Researchers like Anders Ericsson have explored the importance of deliberate practice in achieving expert performance.  This work demonstrates clearly that the harder you work at a skill the better you get at it.  Hard work is clearly crucial.  No matter how much natural ability anyone has for something, they will not achieve a high level of skill without putting in time and effort to improve.

The question is whether talent matters.  That is, if your goal is to be among the best in the world at something, does talent play a role on top of effort?

This issue was explored in a paper in the July, 2016 issue of Psychological Science by Matthew Makel, Harrison Kell, Davd Lubinski, Martha Putallaz, and Camilla Benbow.  They explored the role of academic aptitude in long-term success in professions that involve thinking.  This paper presents an analysis similar to one done by several of these authors in a paper in 2013

In this paper, the authors analyzed the long-term career accomplishments of students who were identified in the Duke Talent Identification Program.  This program gives gifted seventh-grade students (who are roughly 13-years-old) the chance to take the SAT.  Those students who score highly (above 700 out of a possible 800 on the Math test or above 630 out of 800 on the Verbal test) are included.  This project tracks these individuals over the long-term.

The researchers identified a sample of 250 individuals from this program who took the SAT between 1981 and 1994.  The average age of the individuals in the sample was 40 years.  Most of the participants in this sample were Caucasian or Asian. The researchers then determined whether these individuals went on to get advanced degrees, to hold patents, and explored the professions they went into.

The results from this sample were quite similar to those obtained in the earlier sample I mentioned from the 2013 paper by some of the same authors.  In this sample, 37% obtained PhDs, About 8% had tenured faculty positions at universities. Overall, 39% of the sample published at least one paper in an academic journal, 9% held patents, and 2% had written books.  All of these percentages are much higher than the equivalent percentages of accomplishment in the population overall.

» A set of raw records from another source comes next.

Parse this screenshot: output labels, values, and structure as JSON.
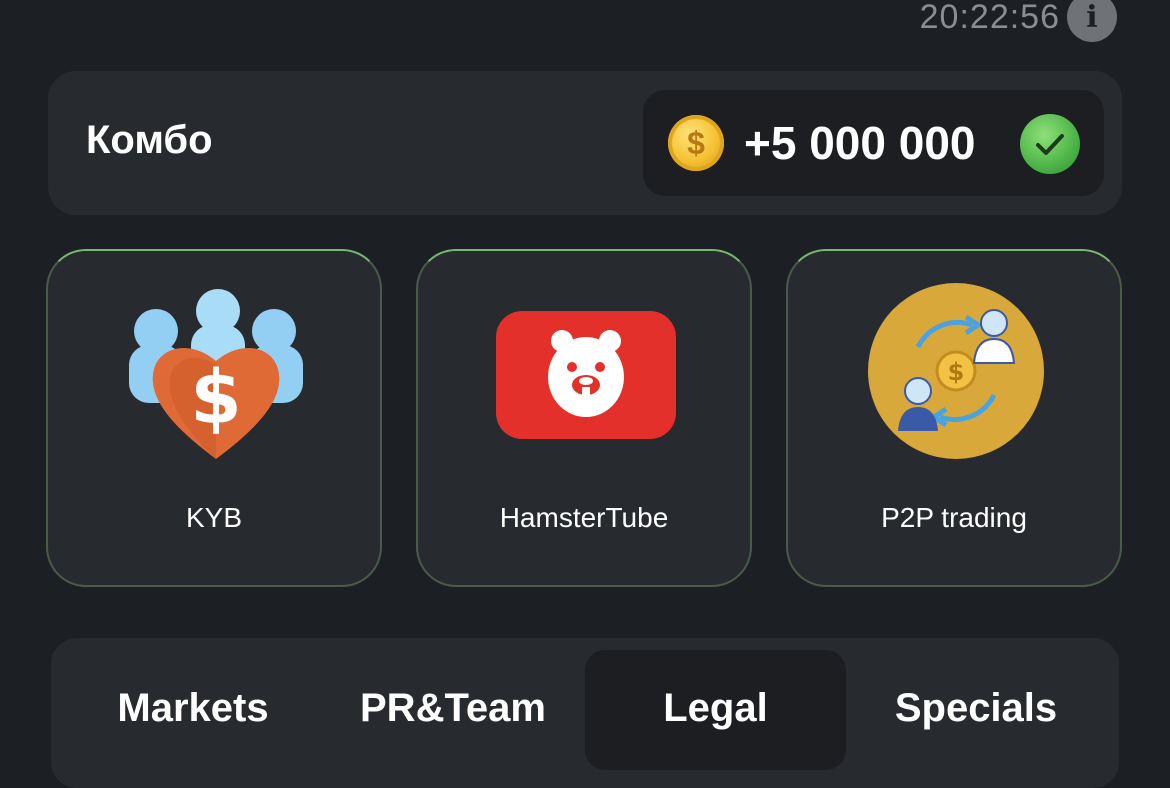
{
  "header": {
    "timer": "20:22:56",
    "info_icon": "info-icon"
  },
  "combo": {
    "title": "Комбо",
    "reward": "+5 000 000",
    "coin_symbol": "$",
    "completed_icon": "check-icon"
  },
  "cards": [
    {
      "label": "KYB",
      "icon": "people-heart-dollar-icon"
    },
    {
      "label": "HamsterTube",
      "icon": "hamster-video-icon"
    },
    {
      "label": "P2P trading",
      "icon": "p2p-exchange-icon"
    }
  ],
  "tabs": [
    {
      "label": "Markets",
      "active": false
    },
    {
      "label": "PR&Team",
      "active": false
    },
    {
      "label": "Legal",
      "active": true
    },
    {
      "label": "Specials",
      "active": false
    }
  ],
  "colors": {
    "background": "#1c1f24",
    "panel": "#272a2f",
    "card_border": "#79b772",
    "coin": "#f5c031",
    "check": "#4cb447",
    "youtube_red": "#e3302a",
    "p2p_bg": "#d8a93a"
  }
}
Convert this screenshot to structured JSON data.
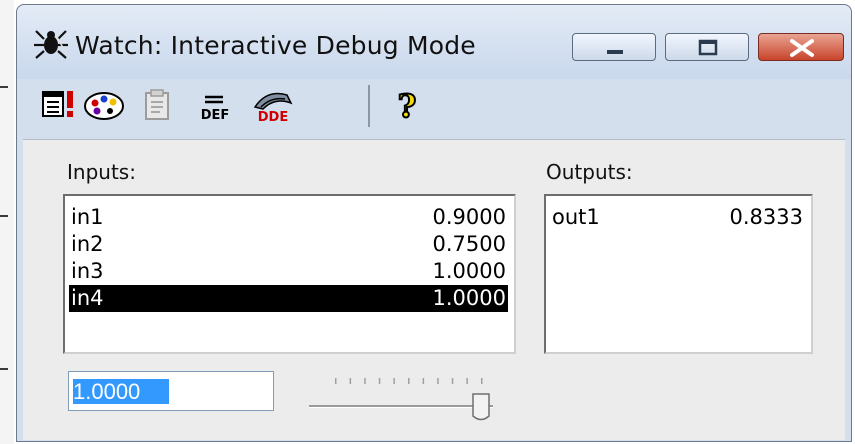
{
  "window": {
    "title": "Watch: Interactive Debug Mode",
    "caption_buttons": [
      "minimize",
      "maximize",
      "close"
    ]
  },
  "toolbar": {
    "icons": [
      "list-alert-icon",
      "palette-icon",
      "export-icon",
      "define-icon",
      "dde-icon",
      "help-icon"
    ],
    "def_text": "DEF",
    "dde_text": "DDE",
    "help_text": "?"
  },
  "inputs": {
    "label": "Inputs:",
    "items": [
      {
        "name": "in1",
        "value": "0.9000"
      },
      {
        "name": "in2",
        "value": "0.7500"
      },
      {
        "name": "in3",
        "value": "1.0000"
      },
      {
        "name": "in4",
        "value": "1.0000"
      }
    ],
    "selected": 3
  },
  "outputs": {
    "label": "Outputs:",
    "items": [
      {
        "name": "out1",
        "value": "0.8333"
      }
    ]
  },
  "editor": {
    "value": "1.0000"
  },
  "slider": {
    "position_fraction": 1.0,
    "tick_count": 11
  },
  "colors": {
    "selection_bg": "#000000",
    "text_highlight": "#3399ff",
    "close_button": "#c8442b"
  }
}
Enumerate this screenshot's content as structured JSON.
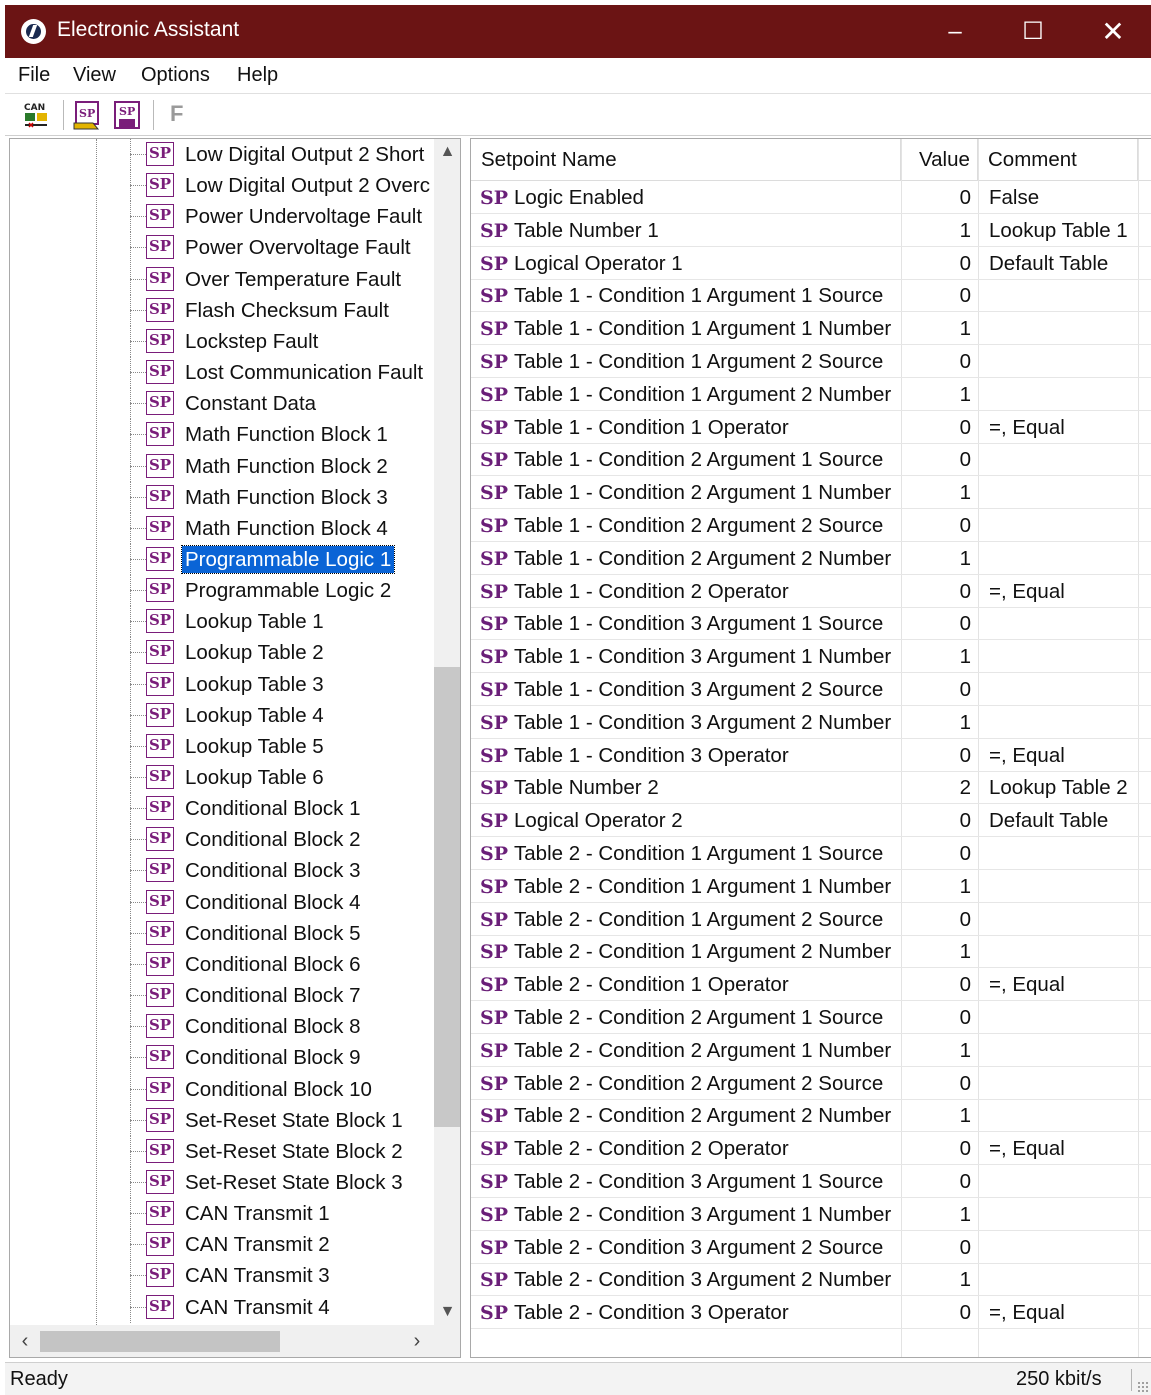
{
  "window": {
    "title": "Electronic Assistant",
    "minimize_label": "–",
    "maximize_label": "☐",
    "close_label": "✕"
  },
  "menu": [
    "File",
    "View",
    "Options",
    "Help"
  ],
  "toolbar": {
    "buttons": [
      "can-connect-icon",
      "sp-read-icon",
      "sp-write-icon"
    ],
    "flash_label": "F"
  },
  "tree": {
    "selected": "Programmable Logic 1",
    "icon_text": "SP",
    "items": [
      "Low Digital Output 2 Short",
      "Low Digital Output 2 Overc",
      "Power Undervoltage Fault",
      "Power Overvoltage Fault",
      "Over Temperature Fault",
      "Flash Checksum Fault",
      "Lockstep Fault",
      "Lost Communication Fault",
      "Constant Data",
      "Math Function Block 1",
      "Math Function Block 2",
      "Math Function Block 3",
      "Math Function Block 4",
      "Programmable Logic 1",
      "Programmable Logic 2",
      "Lookup Table 1",
      "Lookup Table 2",
      "Lookup Table 3",
      "Lookup Table 4",
      "Lookup Table 5",
      "Lookup Table 6",
      "Conditional Block 1",
      "Conditional Block 2",
      "Conditional Block 3",
      "Conditional Block 4",
      "Conditional Block 5",
      "Conditional Block 6",
      "Conditional Block 7",
      "Conditional Block 8",
      "Conditional Block 9",
      "Conditional Block 10",
      "Set-Reset State Block 1",
      "Set-Reset State Block 2",
      "Set-Reset State Block 3",
      "CAN Transmit 1",
      "CAN Transmit 2",
      "CAN Transmit 3",
      "CAN Transmit 4"
    ]
  },
  "grid": {
    "headers": {
      "name": "Setpoint Name",
      "value": "Value",
      "comment": "Comment"
    },
    "row_prefix": "SP",
    "rows": [
      {
        "name": "Logic Enabled",
        "value": "0",
        "comment": "False"
      },
      {
        "name": "Table Number 1",
        "value": "1",
        "comment": "Lookup Table 1"
      },
      {
        "name": "Logical Operator 1",
        "value": "0",
        "comment": "Default Table"
      },
      {
        "name": "Table 1 - Condition 1 Argument 1 Source",
        "value": "0",
        "comment": ""
      },
      {
        "name": "Table 1 - Condition 1 Argument 1 Number",
        "value": "1",
        "comment": ""
      },
      {
        "name": "Table 1 - Condition 1 Argument 2 Source",
        "value": "0",
        "comment": ""
      },
      {
        "name": "Table 1 - Condition 1 Argument 2 Number",
        "value": "1",
        "comment": ""
      },
      {
        "name": "Table 1 - Condition 1 Operator",
        "value": "0",
        "comment": "=, Equal"
      },
      {
        "name": "Table 1 - Condition 2 Argument 1 Source",
        "value": "0",
        "comment": ""
      },
      {
        "name": "Table 1 - Condition 2 Argument 1 Number",
        "value": "1",
        "comment": ""
      },
      {
        "name": "Table 1 - Condition 2 Argument 2 Source",
        "value": "0",
        "comment": ""
      },
      {
        "name": "Table 1 - Condition 2 Argument 2 Number",
        "value": "1",
        "comment": ""
      },
      {
        "name": "Table 1 - Condition 2 Operator",
        "value": "0",
        "comment": "=, Equal"
      },
      {
        "name": "Table 1 - Condition 3 Argument 1 Source",
        "value": "0",
        "comment": ""
      },
      {
        "name": "Table 1 - Condition 3 Argument 1 Number",
        "value": "1",
        "comment": ""
      },
      {
        "name": "Table 1 - Condition 3 Argument 2 Source",
        "value": "0",
        "comment": ""
      },
      {
        "name": "Table 1 - Condition 3 Argument 2 Number",
        "value": "1",
        "comment": ""
      },
      {
        "name": "Table 1 - Condition 3 Operator",
        "value": "0",
        "comment": "=, Equal"
      },
      {
        "name": "Table Number 2",
        "value": "2",
        "comment": "Lookup Table 2"
      },
      {
        "name": "Logical Operator 2",
        "value": "0",
        "comment": "Default Table"
      },
      {
        "name": "Table 2 - Condition 1 Argument 1 Source",
        "value": "0",
        "comment": ""
      },
      {
        "name": "Table 2 - Condition 1 Argument 1 Number",
        "value": "1",
        "comment": ""
      },
      {
        "name": "Table 2 - Condition 1 Argument 2 Source",
        "value": "0",
        "comment": ""
      },
      {
        "name": "Table 2 - Condition 1 Argument 2 Number",
        "value": "1",
        "comment": ""
      },
      {
        "name": "Table 2 - Condition 1 Operator",
        "value": "0",
        "comment": "=, Equal"
      },
      {
        "name": "Table 2 - Condition 2 Argument 1 Source",
        "value": "0",
        "comment": ""
      },
      {
        "name": "Table 2 - Condition 2 Argument 1 Number",
        "value": "1",
        "comment": ""
      },
      {
        "name": "Table 2 - Condition 2 Argument 2 Source",
        "value": "0",
        "comment": ""
      },
      {
        "name": "Table 2 - Condition 2 Argument 2 Number",
        "value": "1",
        "comment": ""
      },
      {
        "name": "Table 2 - Condition 2 Operator",
        "value": "0",
        "comment": "=, Equal"
      },
      {
        "name": "Table 2 - Condition 3 Argument 1 Source",
        "value": "0",
        "comment": ""
      },
      {
        "name": "Table 2 - Condition 3 Argument 1 Number",
        "value": "1",
        "comment": ""
      },
      {
        "name": "Table 2 - Condition 3 Argument 2 Source",
        "value": "0",
        "comment": ""
      },
      {
        "name": "Table 2 - Condition 3 Argument 2 Number",
        "value": "1",
        "comment": ""
      },
      {
        "name": "Table 2 - Condition 3 Operator",
        "value": "0",
        "comment": "=, Equal"
      }
    ]
  },
  "status": {
    "text": "Ready",
    "baud_rate": "250 kbit/s"
  },
  "colors": {
    "titlebar": "#6b1414",
    "selection": "#0a64d6",
    "sp_icon": "#7a1d7a"
  }
}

Another element of this analysis was that the type of excellence participants displayed at the age of 13 influenced their later accomplishments.  Those who excelled early on the SAT Math test generally went on to careers like math, science, engineering, and medicine.  Those who excelled early on the SAT Verbal test often pursued careers in the arts, humanities, and careers in writing.  That is, the excellence they displayed was related to their early talents.

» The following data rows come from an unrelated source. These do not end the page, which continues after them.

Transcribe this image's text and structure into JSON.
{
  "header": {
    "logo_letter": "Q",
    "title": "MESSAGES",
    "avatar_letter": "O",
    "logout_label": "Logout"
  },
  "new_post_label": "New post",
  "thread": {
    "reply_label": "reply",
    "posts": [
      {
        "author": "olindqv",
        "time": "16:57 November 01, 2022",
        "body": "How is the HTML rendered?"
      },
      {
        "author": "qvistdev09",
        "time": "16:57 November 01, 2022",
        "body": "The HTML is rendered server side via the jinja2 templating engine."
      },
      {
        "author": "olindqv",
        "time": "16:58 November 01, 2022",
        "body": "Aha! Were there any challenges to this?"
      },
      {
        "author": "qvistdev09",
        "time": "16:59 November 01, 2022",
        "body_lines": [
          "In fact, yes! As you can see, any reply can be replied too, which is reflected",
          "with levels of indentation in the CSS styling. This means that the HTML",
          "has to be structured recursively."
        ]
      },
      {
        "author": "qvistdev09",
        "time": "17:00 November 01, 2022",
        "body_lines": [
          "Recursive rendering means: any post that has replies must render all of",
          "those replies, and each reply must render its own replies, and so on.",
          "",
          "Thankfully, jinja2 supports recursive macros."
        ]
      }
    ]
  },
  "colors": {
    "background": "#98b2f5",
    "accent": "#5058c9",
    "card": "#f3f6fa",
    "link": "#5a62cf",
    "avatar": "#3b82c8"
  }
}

What are the implications of work like this?

This work suggests that having talent and then working hard to nurture that talent is a good recipe for high-level success.  If your goal is to be the best in the world at something, then hard work matters, but talent matters as well. 

That said, hard work does matter.  Talent without hard work yields no results.  Perhaps more importantly, lots of people who do not display early academic aptitude still go on to achieve high levels of success in fields that involve thinking.  There are lots of college faculty, article authors, and patent holders who did have the same level of early talent as the individuals in this sample. 

A key lesson from this work, then, is that talent and hard work both matter.  It is easy to take the research on the role of deliberate practice on expertise and to blame anyone who has not achieved a high level of skill.  Had they only worked harder, they would have been able to perform better.  But, talent matters as well.  Just because someone works hard, does not mean that they will necessarily achieve world-class performance in a domain.

And on top of all of this, many people do not live in circumstances that support the kinds of deliberate practice that lead to expertise.  Children who grow up in poverty may not have access individuals and institutions that can help them practice.  Indeed, these individuals may have to go to work in order to feed themselves and their families at ages when other people have the luxury to develop their expertise. 

Finally, while I have talked about early talent, I have not said that this talent is necessarily innate.  Looking at samples like those in the Duke Talent Identification Program involves individuals who are tested at the age of 13.  By that age, students have had a large number of experiences that affect their performance.  So, even the measurement of talent at a relatively young age involves a combination of some genetic factors as well as an early environment that nurtured early talents.